A Tentative Study Of The Spheroidal Wave Function And Master Equation

There are two parts in this thesis. The first one is derivation about the eigenvalues and the eigenfunctions of the spheroidal functions in the case of s=2 and s=-2. The second one is for deriving the coefficients of master equation, given the Drude special density, which is one of the important concepts in stochastic gravity theory. They are described in three chapters as following:In Chapter 1, the base concepts, research significance and the situation of Spin-weighted Spheroidal wave function and the master equation are introduced, including the formation of the Spin-weighted Spheroidal wave function and the applications etc; At the same time, there is the related knowledge about stochastic gravity theory and the research significance and the present research of master equation.In Chapter 2, we will try to derive the formations of the spin-weighted spheroidal wave function in the case of s=2 and s=-2, using the method of super-symmetric quantum mechanics. First of all, we use this method to calculate super-potential and eigenvalues of spheroidal functions in the first several terms. Further more, we derive the ground eigenfunction in the first order terms. At last, we will utilize the properties of the shape invariant of the potential energy to build the recurrence relation between the ground state wave function and the wave functions of the excited states and obtain the solution of these wave functions of the excited states.
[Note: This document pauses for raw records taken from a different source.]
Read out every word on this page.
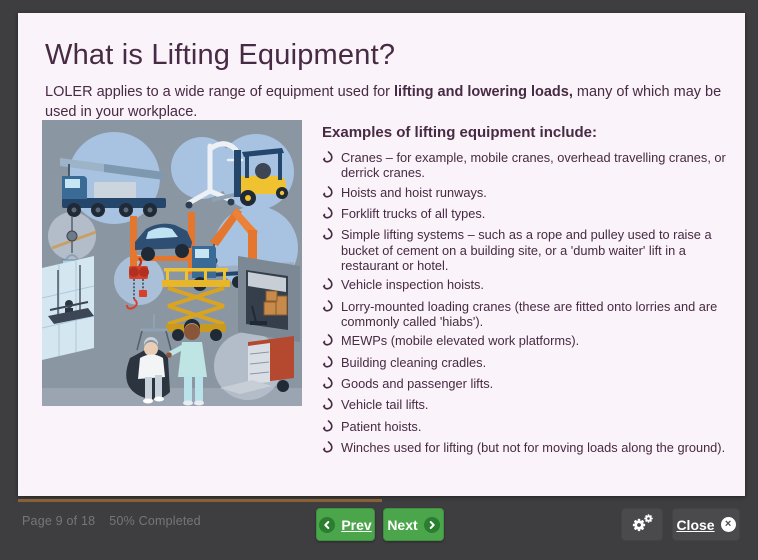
What is Lifting Equipment?

LOLER applies to a wide range of equipment used for lifting and lowering loads, many of which may be used in your workplace.

Examples of lifting equipment include:
Cranes – for example, mobile cranes, overhead travelling cranes, or derrick cranes.
Hoists and hoist runways.
Forklift trucks of all types.
Simple lifting systems – such as a rope and pulley used to raise a bucket of cement on a building site, or a 'dumb waiter' lift in a restaurant or hotel.
Vehicle inspection hoists.
Lorry-mounted loading cranes (these are fitted onto lorries and are commonly called 'hiabs').
MEWPs (mobile elevated work platforms).
Building cleaning cradles.
Goods and passenger lifts.
Vehicle tail lifts.
Patient hoists.
Winches used for lifting (but not for moving loads along the ground).
Page 9 of 18 50% Completed	Prev Next	Close ×
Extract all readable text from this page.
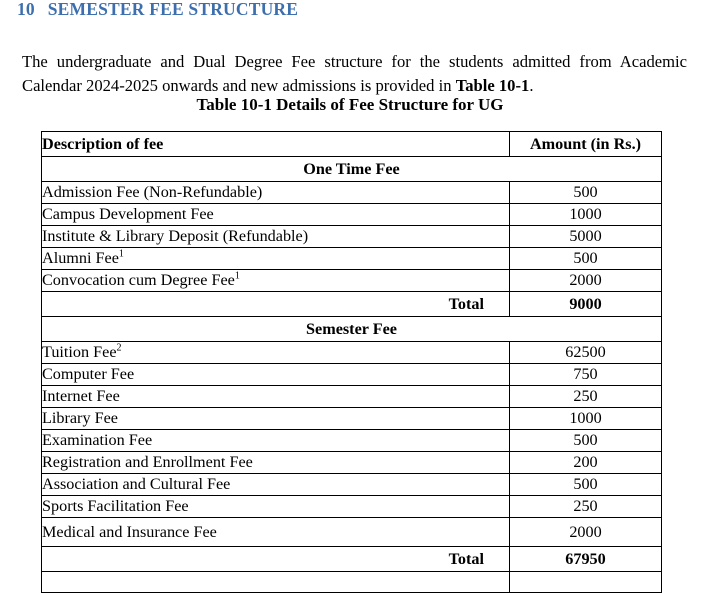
10 SEMESTER FEE STRUCTURE

The undergraduate and Dual Degree Fee structure for the students admitted from Academic Calendar 2024-2025 onwards and new admissions is provided in Table 10-1.

Table 10-1 Details of Fee Structure for UG
Description of fee	Amount (in Rs.)
One Time Fee	
Admission Fee (Non-Refundable)	500
Campus Development Fee	1000
Institute & Library Deposit (Refundable)	5000
Alumni Fee$^1$	500
Convocation cum Degree Fee$^1$	2000
Total	9000
Semester Fee	
Tuition Fee$^2$	62500
Computer Fee	750
Internet Fee	250
Library Fee	1000
Examination Fee	500
Registration and Enrollment Fee	200
Association and Cultural Fee	500
Sports Facilitation Fee	250
Medical and Insurance Fee	2000
Total	67950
This super-symmetric quantum mechanics method and the formation of the ground state wave function are very useful for applying of the spheroidal wave function probably. In Chapter 3, we will attempt to derive the coefficients of the master equation in the special case: Drude spectral density, via the Laplace transformation, at low-temperature approximation. First, we utilize the Laplace transformation method to solve the elementary functionsu,(i= 1,2), which could constructed the coefficients of Drude's master equation, and then we try to calculate the Green functions Gi(i= 1,2), which are the compound functions of the elementary functions ui;(i= 1,2); At the same time, we could obtain the noise kernel according to Drude spectral density. At last, we will derive the coefficients of Drude's master equation, which are propitious to solution of the master equation.